Comme le livre commence par le décès du héros je vais enchainer avec ce récit dans le cadre des....
PETITES HISTOIRES EXTRAORDINAIRES QUE J’AI REELEMENT VECUES.
Elément de Puzzle numéro 06
« LA PREMIERE FOIS OU J’AI FAILLI MOURIR ».
« Et maintenant tu vas mourir ».
Je me souviens de cette phrase prophétique incontestable qui m’a été prononcée alors que j’avais un pistolet braqué sur ma nuque, et qu’il y avait un doigt nerveux, légèrement tremblant, posé sur la gâchette du-dit pistolet.
Mais il faut d’abord que je vous raconte ce qu’il s’était passé juste avant.
Nous étions en Aout 1975, j’avais 14 ans et j’étais en colonie de vacances en Corse. Les organisateurs avaient proposé qu’un groupe de volontaires fasse le tour de la corse en vélo, pendant que les autres voyageraient en bus. Je m’étais tout de suite porté volontaire pour la première option. C’était sensé être plus long, mais plus pratique pour découvrir les somptueux paysages de l’ile de beauté.
Après une journée harassante à pédaler en étant frôlés par les voitures, les caravanes et les camions sur des routes, montantes et descendantes, très sinueuses, avec d’un coté des ravins et de l’autre des parois rocheuses hérissées de rochers pointues, nous nous étions arrêtés, la nuit tombée, devant un restaurant paillotte, près de Solenzara, sur la cote sud-est de l’ile.
Là nous avions rencontré un patron chaleureux qui nous avait accordé le droit de planter nos tentes sur la plage face à son restaurant. Comble de chance il nous offrait aussi le libre accès à ses toilettes. Nous avions monté les tentes et nous étions organisés pour diner. Un réchaud, des casseroles, des sachets de nouilles déshydratées. Il ne manquait que l’eau pour faire bouillir les sachets.
J’étais donc parti avec quatre gourdes vides en bandoulière pour les remplir d’eau a la salle de bain du restaurant. Il me fallait pour cela traverser une zone de bosquets et d’arbustes qui séparait la plage elle même du restaurant.
Mais alors que j’arrivais dans la salle de bain je remarquais une première anomalie.
Il y avait du sang sur le lavabo. Il y en avait aussi sur le robinet, sur le miroir, sur le carrelage. En fait il y avait du sang partout. Je marchais dans des flaques écarlates.
Je nettoyais l’extrémité du robinet avec un peu de papier WC, pour éviter qu’il y ait du sang dans les gourdes et que cela donne un gout salé, puis les remplissais une à une.

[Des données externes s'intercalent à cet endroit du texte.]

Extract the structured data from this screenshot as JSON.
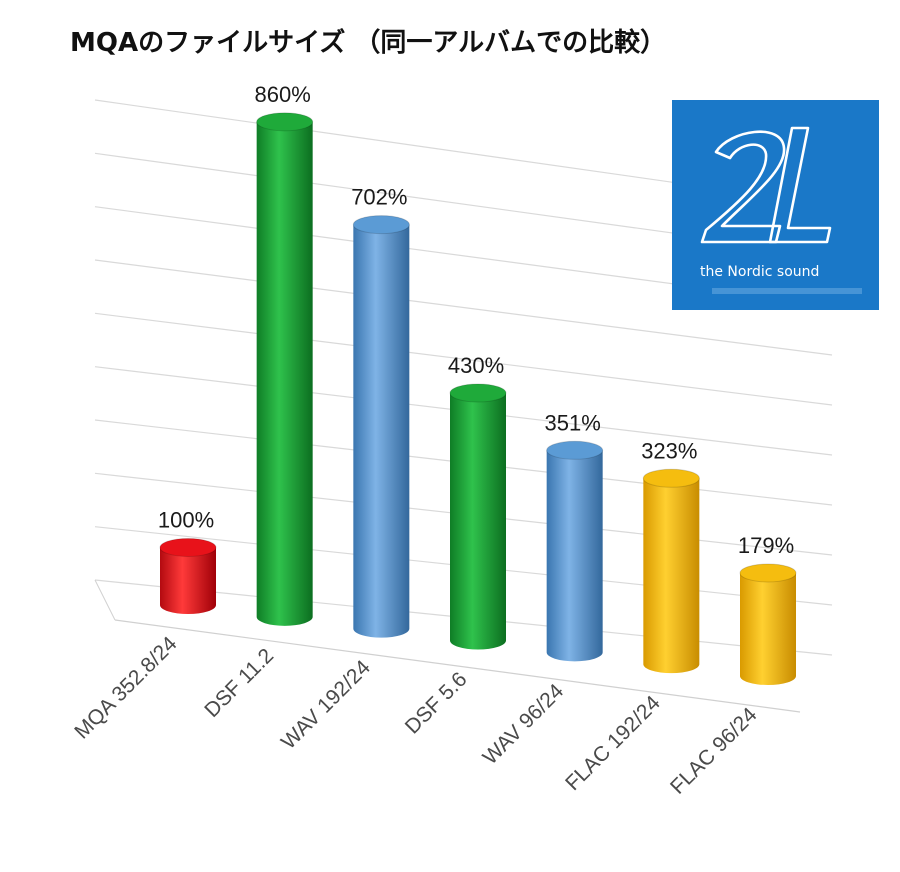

Ensuite, sans plus me poser de question, je prenais le chemin du retour, traversant la zone des bosquets entre le restaurant et la plage.
Il faisait déjà nuit noire, il n’y avait pas de pleine lune et j’éclairais le chemin avec ma lampe torche. J’étais sur le point de rejoindre la zone de sable lorsque soudain une silhouette surgit face à moi et balbutia d’une voix hachée : « Baisse la lampe tout de suite ».
Je dirigeais la torche vers la source de la voix et je distinguais un homme le visage ravagé par des plaies ouvertes sanguinolente.
Sa lèvre était fendue, il avait une grande balafre qui lui courrait sur la joue. Du sang dégoulinait de son nez et de son arcade sourcilière, sa chemise claire était couverte de taches rouges poisseuses.
Il respirait fort en produisant des bruits bizarres avec sa bouche du fait de ses blessures. Il a répété avec détermination encore plus forte.
« Eteins vite cette lampe, tu m’entends !»
C’est en baissant la lampe que j’ai vu briller le pistolet. Etrangement a cet instant je me suis demandé qu’elle était sa marque. J’ai dirigé ma lampe vers sa main et éclairé l’arme dardé dans ma direction. Je m’en souviens parfaitement.
C’était un Smith et Wesson modèle SW 1911 avec un canon chromé plutôt long, et des stries en relief sur les cotés, le genre d’arme qu’on ne peut pas cacher dans la poche interne de sa veste, une arme de collection qui avait dû couter très cher. Quelque part cela m’a un peu réconforté. Tant qu’à se faire tirer dessus autant que ce soit avec une pièce de luxe. Le rond noir du canon semblait m’observer comme un œil (J’apprendrais plus tard que c’était un calibre 45).
Alors que l’homme approchait encore plus menaçant, agitant son pistolet, j’ai déposé calmement la lampe de poche sur le sol. Il respirait de plus en plus fort tout en produisant comme un sifflement avec le nez et le bord de la bouche.
« Allez ! Mets-toi à genoux ! »
J’ai obtempéré calmement et j’ai senti le métal froid posé sur ma nuque.
« Et maintenant tu vas mourir »
Ensuite il m’a semblé qu’il se passait de très longues secondes. J’ai eu l’impression que je sortais de mon corps et que je voyais la scène de l’extérieur en hauteur. La scène n’avait pour seule lumière que la lampe torche toujours active posé au sol. De ce point de vue élevé je me voyais à genoux et un type avec le visage en sang tenant un pistolet argenté dirigé vers mon cou, du moins vers le cou du jeune homme là en bas qui était sensé être « moi ».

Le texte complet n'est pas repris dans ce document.